Adı futbol; topla oynanan spor dallarından biri. ( Ayak Topu ) Sahada bir top, 22 oyuncu, 4 hakem. Saha kenarında yedek oyuncular, teknik direktörler, yardımcıları, gözlemciler...Ve milyonlarca izleyici. Türkiye'yi yerinden sallayan futbol! Ardında müthiş bir rant olmalı ki; tüm bunlar yaşanmış, bunca insan hapiste, bir o kadarı zan altında, bir grup savunmada, adı spor yorumcusu olan kimileri ise yüksek sesle konuşarak her yerde. Peki ya yağmur çamur demeden, haftasonları çocuklarıyla vakit geçirmeye tercih ederek tuttukları takımların maçlarına gitmek için yollara düşen, ekran karşısında onları izlerken heyecan duyan, takımları uğruna kavga eden, cebinde olan üç beş kuruşu ya da milyarları uğurlarına feda ederek maçlara bilet alan taraftarlar bu konuşmaların neresinde? Kimin, ne kadar umurunda?

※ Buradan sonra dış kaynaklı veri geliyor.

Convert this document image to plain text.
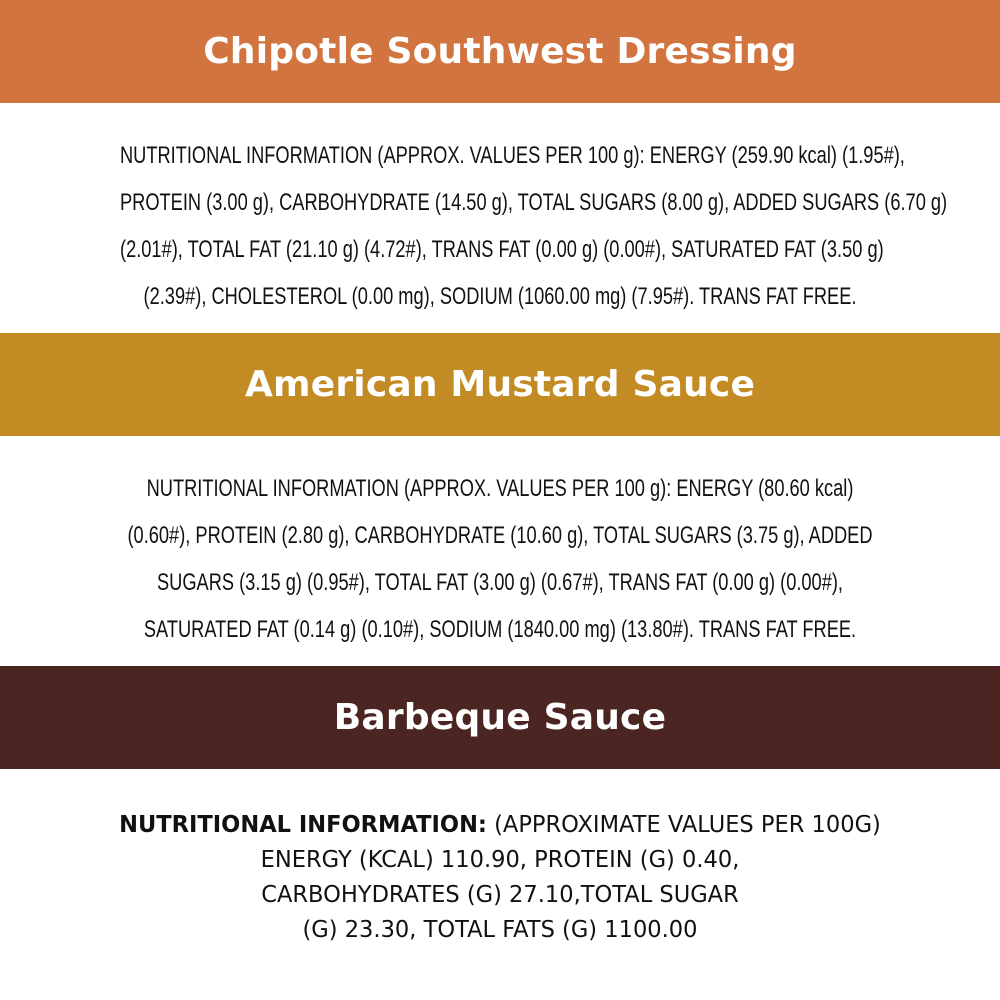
Chipotle Southwest Dressing
NUTRITIONAL INFORMATION (APPROX. VALUES PER 100 g): ENERGY (259.90 kcal) (1.95#),
PROTEIN (3.00 g), CARBOHYDRATE (14.50 g), TOTAL SUGARS (8.00 g), ADDED SUGARS (6.70 g)
(2.01#), TOTAL FAT (21.10 g) (4.72#), TRANS FAT (0.00 g) (0.00#), SATURATED FAT (3.50 g)
(2.39#), CHOLESTEROL (0.00 mg), SODIUM (1060.00 mg) (7.95#). TRANS FAT FREE.
American Mustard Sauce
NUTRITIONAL INFORMATION (APPROX. VALUES PER 100 g): ENERGY (80.60 kcal)
(0.60#), PROTEIN (2.80 g), CARBOHYDRATE (10.60 g), TOTAL SUGARS (3.75 g), ADDED
SUGARS (3.15 g) (0.95#), TOTAL FAT (3.00 g) (0.67#), TRANS FAT (0.00 g) (0.00#),
SATURATED FAT (0.14 g) (0.10#), SODIUM (1840.00 mg) (13.80#). TRANS FAT FREE.
Barbeque Sauce
NUTRITIONAL INFORMATION: (APPROXIMATE VALUES PER 100G)
ENERGY (KCAL) 110.90, PROTEIN (G) 0.40,
CARBOHYDRATES (G) 27.10,TOTAL SUGAR
(G) 23.30, TOTAL FATS (G) 1100.00
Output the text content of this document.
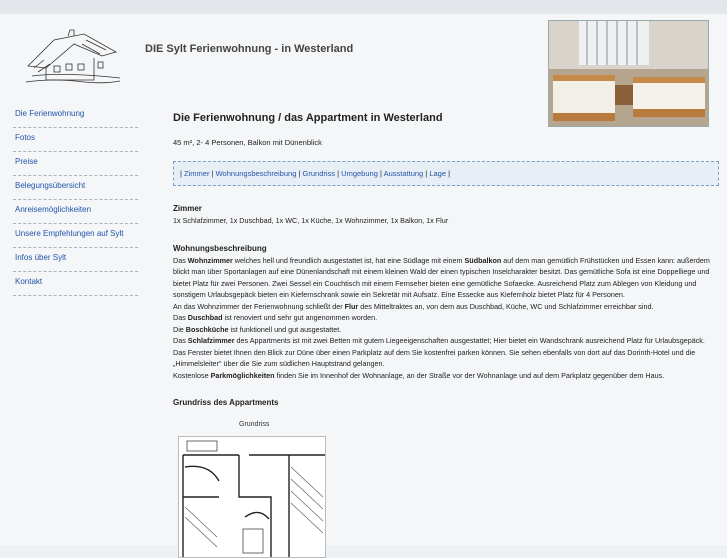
DIE Sylt Ferienwohnung - in Westerland
Die Ferienwohnung
Fotos
Preise
Belegungsübersicht
Anreisemöglichkeiten
Unsere Empfehlungen auf Sylt
Infos über Sylt
Kontakt
Die Ferienwohnung / das Appartment in Westerland
45 m², 2- 4 Personen, Balkon mit Dünenblick
| Zimmer | Wohnungsbeschreibung | Grundriss | Umgebung | Ausstattung | Lage |
Zimmer

1x Schlafzimmer, 1x Duschbad, 1x WC, 1x Küche, 1x Wohnzimmer, 1x Balkon, 1x Flur

Wohnungsbeschreibung

Das Wohnzimmer welches hell und freundlich ausgestattet ist, hat eine Südlage mit einem Südbalkon auf dem man gemütlich Frühstücken und Essen kann: außerdem blickt man über Sportanlagen auf eine Dünenlandschaft mit einem kleinen Wald der einen typischen Inselcharakter besitzt. Das gemütliche Sofa ist eine Doppelliege und bietet Platz für zwei Personen. Zwei Sessel ein Couchtisch mit einem Fernseher bieten eine gemütliche Sofaecke. Ausreichend Platz zum Ablegen von Kleidung und sonstigem Urlaubsgepäck bieten ein Kiefernschrank sowie ein Sekretär mit Aufsatz. Eine Essecke aus Kiefernholz bietet Platz für 4 Personen.
An das Wohnzimmer der Ferienwohnung schließt der Flur des Mitteltraktes an, von dem aus Duschbad, Küche, WC und Schlafzimmer erreichbar sind.
Das Duschbad ist renoviert und sehr gut angenommen worden.
Die Boschküche ist funktionell und gut ausgestattet.
Das Schlafzimmer des Appartments ist mit zwei Betten mit gutem Liegeeigenschaften ausgestattet; Hier bietet ein Wandschrank ausreichend Platz für Urlaubsgepäck. Das Fenster bietet Ihnen den Blick zur Düne über einen Parkplatz auf dem Sie kostenfrei parken können. Sie sehen ebenfalls von dort auf das Dorinth-Hotel und die „Himmelsleiter" über die Sie zum südlichen Hauptstrand gelangen.
Kostenlose Parkmöglichkeiten finden Sie im Innenhof der Wohnanlage, an der Straße vor der Wohnanlage und auf dem Parkplatz gegenüber dem Haus.

Grundriss des Appartments
Grundriss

Ben neresindeyim? Kesinlikle hiç bir yerinde. Ama sesleri malesef hep kulaklarımda. Gerçi şükürler olsun son yıllarda azaldı. Eskiden seslerini Erdo'nunkinden fazla duyuyor olmamdan olsa gerek; Erman Toroğlu, Şansal Büyüka ve şimdi isimlerini google dan bakmaya üşendiğim birkaç isim rüyalarıma falan giriyorlardı. Kabus!
Şu anda da televizyonda, Erman Toroğlu'nun da dahili olduğu, hararetli bir spor programı var. Konu; Fenerbahçe & Türkiye Futbol Federasyonu & UEFA & Şike. Kaç aydır konuşuyorlar? 3 Temmuz tarihinden beri. Tam beş aydır. Dur durak bilmeden konuşup duruyorlar. Belgeler, kayıtlar, avukatlar, futbolcular, kulüp başkanları, federasyon...
Ben neredeyim? Hepsinin bu ülkeden sürülmesi hayalleri içindeyim. Bu ülke Kİ; yüzlerce can kaybının yaşandığı son Van depreminin üzerinden bu kadar vakit geçmesine rağmen hala soğuktan çocukların öldüğü, her gün kadınların dövülerek - vurularak - otoyollara atılarak katledildiği, çocukların çocukluklarının ellerinden alındığı, gencecik askerlerin şehit düştüğü, dilleri - inançları yüzünden birbirlerine düşürülmeye çalışılan insanların yaşadığı, öğretmenlerinin atanamadığı, marketten GDO'suz ürün alabilmek - denizlerde yaşayan balıklar için bile mücadele etmeye, seslerini duyurmaya çalışanların yaşadığı, ... bir ülke. Bu ülke Kİ; topraklarından düşündüğü, yazdığı, konuştuğu için sanatçıların sürülmüş olduğu şimdilerde ise hapiste olduğu bir ülke.
Pekiii; şu an benim aklıma gelip de yukarıda sıralamış olduklarım, okurken sizin aklınıza gelmiş olanlardan hangisine çözüm bulabilmek için televizyon ekranlarında ve izlenme oranlarının bu kadar yüksek olduğu zaman diliminde ve aylarca ve belgelerle ve avukatlarla tartışıldı, konuşuldu? Büyük bir vahşet yaşansa, can kaybı çok olsa, haksızlığa uğrayanların sayısı ciddiye alınacak boyutta olsa bile en fazla kaç gün konuşuluyor? Konuşmayı geçtim. Hangisi hakkında bu kadar belge ortaya dökülüyor? Hangisinde gerçekleri su üstüne çıkartmak için bu kadar çaba sarfediliyor? Hangisinde bu kadar soru, hesap soruluyor? Bir de benim aklımın almadığı - alamadığı; bizim ülkemizde, yalnızca şu futbolu gündemden düşürecek kadar güçlü bir ''suni gündem'' maddesi olmaması. Demek ki neymiş; olaylar çözüm bulup sonuçlanana kadar gündemde tutulmak istenince tutulabiliniyor MUŞ.